18.5 Post-treatment follow-up of SVR patients
- Recommendation 1: Patients with no or mild fibrosis (METAVIR score F0~2), SVR and no persistent high-risk behaviors, and no other complications can stop follow-up (A1).
- Recommendation 2: SVR patients with advanced liver fibrosis (F3) and liver cirrhosis (F4) should be monitored for HCC every 6 months because the risk of HCC occurrence or recurrence after SVR is reduced but not completely eliminated (A1) .
- Recommendation 3: In patients with liver cirrhosis, if endoscopy finds esophageal varices before treatment, or the platelet count drops to <150 000, and the elastography value rises to >20 kPa, endoscopy is still needed to monitor varicose veins after treatment ( A1).

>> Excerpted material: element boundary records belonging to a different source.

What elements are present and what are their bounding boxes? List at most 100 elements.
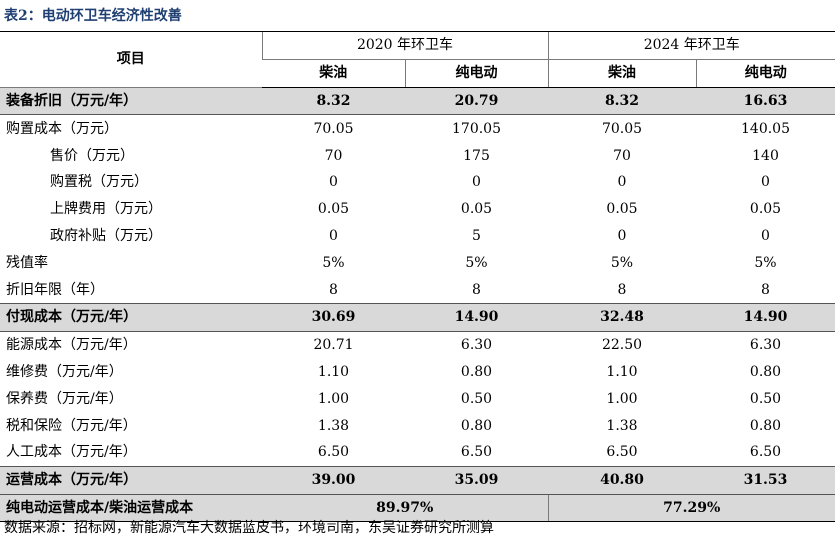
cell: 6.50: [749, 444, 782, 461]
row-label: 维修费（万元/年）: [6, 363, 123, 380]
table-row: 购置成本（万元） 70.05 170.05 70.05 140.05: [0, 115, 835, 142]
cell: 70: [324, 147, 343, 164]
table-row: 购置税（万元） 0 0 0 0: [0, 169, 835, 196]
cell: 8: [472, 281, 481, 298]
cell: 0: [617, 174, 627, 191]
cell: 0.80: [460, 363, 493, 380]
cell: 20.79: [405, 86, 548, 116]
cell: 5%: [610, 254, 634, 271]
cell: 8: [617, 281, 627, 298]
cell: 14.90: [405, 302, 548, 332]
header-item: 项目: [0, 31, 262, 88]
cell: 6.50: [606, 444, 638, 461]
table-row: 人工成本（万元/年） 6.50 6.50 6.50 6.50: [0, 439, 835, 466]
table-row: 上牌费用（万元） 0.05 0.05 0.05 0.05: [0, 196, 835, 223]
cell: 5: [472, 227, 481, 244]
cell: 8: [761, 281, 770, 298]
ratio-2024: 77.29%: [547, 493, 835, 523]
row-label: 残值率: [6, 254, 48, 271]
cell: 1.10: [606, 363, 638, 380]
cell: 1.38: [317, 417, 350, 434]
row-label: 运营成本（万元/年）: [0, 465, 262, 495]
header-2020: 2020 年环卫车: [261, 31, 548, 60]
header-2020-electric: 纯电动: [404, 59, 548, 88]
table-row: 政府补贴（万元） 0 5 0 0: [0, 223, 835, 250]
table-row-ratio: 纯电动运营成本/柴油运营成本 89.97% 77.29%: [0, 493, 835, 523]
cell: 0.50: [749, 390, 782, 407]
cell: 70.05: [601, 120, 643, 137]
row-label: 纯电动运营成本/柴油运营成本: [0, 493, 262, 523]
cell: 16.63: [696, 86, 835, 116]
cell: 170.05: [452, 120, 501, 137]
row-label: 能源成本（万元/年）: [6, 337, 137, 354]
cell: 39.00: [262, 465, 405, 495]
cell: 5%: [465, 254, 488, 271]
cell: 175: [463, 147, 490, 164]
cell: 0.05: [749, 201, 782, 218]
table-title: 表2：电动环卫车经济性改善: [4, 8, 182, 24]
row-label: 付现成本（万元/年）: [0, 302, 262, 332]
cell: 1.00: [606, 390, 638, 407]
row-label: 税和保险（万元/年）: [6, 417, 137, 434]
cell: 0: [761, 227, 770, 244]
ratio-2020: 89.97%: [262, 493, 548, 523]
cell: 0.05: [317, 201, 350, 218]
table-row: 能源成本（万元/年） 20.71 6.30 22.50 6.30: [0, 331, 835, 358]
row-label: 折旧年限（年）: [6, 281, 104, 298]
table-row: 保养费（万元/年） 1.00 0.50 1.00 0.50: [0, 385, 835, 412]
cell: 140.05: [741, 120, 790, 137]
cell: 6.50: [317, 444, 350, 461]
cell: 70: [613, 147, 631, 164]
row-label: 购置成本（万元）: [6, 120, 118, 137]
header-2024-diesel: 柴油: [547, 59, 696, 88]
cell: 70.05: [313, 120, 354, 137]
table-row: 残值率 5% 5% 5% 5%: [0, 249, 835, 276]
row-label: 装备折旧（万元/年）: [0, 86, 262, 116]
table-row: 装备折旧（万元/年） 8.32 20.79 8.32 16.63: [0, 86, 835, 116]
cell: 5%: [322, 254, 345, 271]
cell: 6.30: [749, 337, 782, 354]
row-label: 人工成本（万元/年）: [6, 444, 137, 461]
cell: 30.69: [262, 302, 405, 332]
cell: 0.05: [606, 201, 638, 218]
table-row: 付现成本（万元/年） 30.69 14.90 32.48 14.90: [0, 302, 835, 332]
cell: 0: [617, 227, 627, 244]
source-note: 数据来源：招标网，新能源汽车大数据蓝皮书，环境司南，东吴证券研究所测算: [4, 520, 494, 536]
header-2024-electric: 纯电动: [695, 59, 835, 88]
cell: 8: [329, 281, 338, 298]
cell: 32.48: [548, 302, 696, 332]
cell: 0.80: [749, 363, 782, 380]
cell: 1.38: [606, 417, 638, 434]
cell: 1.10: [317, 363, 350, 380]
cell: 40.80: [548, 465, 696, 495]
cell: 31.53: [696, 465, 835, 495]
cell: 14.90: [696, 302, 835, 332]
cell: 140: [752, 147, 779, 164]
header-2024: 2024 年环卫车: [547, 31, 835, 60]
cell: 0.80: [749, 417, 782, 434]
cell: 8.32: [262, 86, 405, 116]
cell: 0.05: [460, 201, 493, 218]
table-row: 折旧年限（年） 8 8 8 8: [0, 276, 835, 303]
cell: 0: [472, 174, 481, 191]
table-row: 税和保险（万元/年） 1.38 0.80 1.38 0.80: [0, 412, 835, 439]
row-label: 售价（万元）: [50, 147, 134, 164]
cell: 0: [761, 174, 770, 191]
row-label: 保养费（万元/年）: [6, 390, 123, 407]
cell: 22.50: [601, 337, 643, 354]
cell: 0.50: [460, 390, 493, 407]
cell: 0: [329, 227, 338, 244]
table-row: 售价（万元） 70 175 70 140: [0, 142, 835, 169]
cell: 20.71: [313, 337, 354, 354]
row-label: 政府补贴（万元）: [50, 227, 162, 244]
cell: 0: [329, 174, 338, 191]
cell: 5%: [754, 254, 777, 271]
table-row: 运营成本（万元/年） 39.00 35.09 40.80 31.53: [0, 465, 835, 495]
cell: 6.30: [460, 337, 493, 354]
header-2020-diesel: 柴油: [262, 59, 405, 88]
cell: 0.80: [460, 417, 493, 434]
cell: 1.00: [317, 390, 350, 407]
economics-table: 项目 2020 年环卫车 2024 年环卫车 柴油 纯电动 柴油 纯电动 装备折…: [0, 31, 835, 523]
cell: 8.32: [548, 86, 696, 116]
table-row: 维修费（万元/年） 1.10 0.80 1.10 0.80: [0, 359, 835, 386]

- Recommendation 4: The risk of recurrence should be clarified to high-risk groups to avoid high-risk behaviors (B1).
- Recommendation 5: Follow-up after SVR, among PWID or high-risk men who have sex with men, it is best to test HCV RNA at least once a year to detect re-infection (A1); if re-infected patients are found, timely antiviral treatment (A1) ).
18.6 Follow-up of untreated and clearly failed patients
- Recommendation 1: Patients with chronic HCV who have not been treated or who have failed the previous few treatments (incurable patients) should be followed up regularly (A1).
- Recommendation 2: Use non-invasive methods for fibrosis classification every 1 to 2 years (A1).
- Recommendation 3: Patients with advanced liver fibrosis and cirrhosis must undergo HCC monitoring every 6 months (indefinitely) (A1).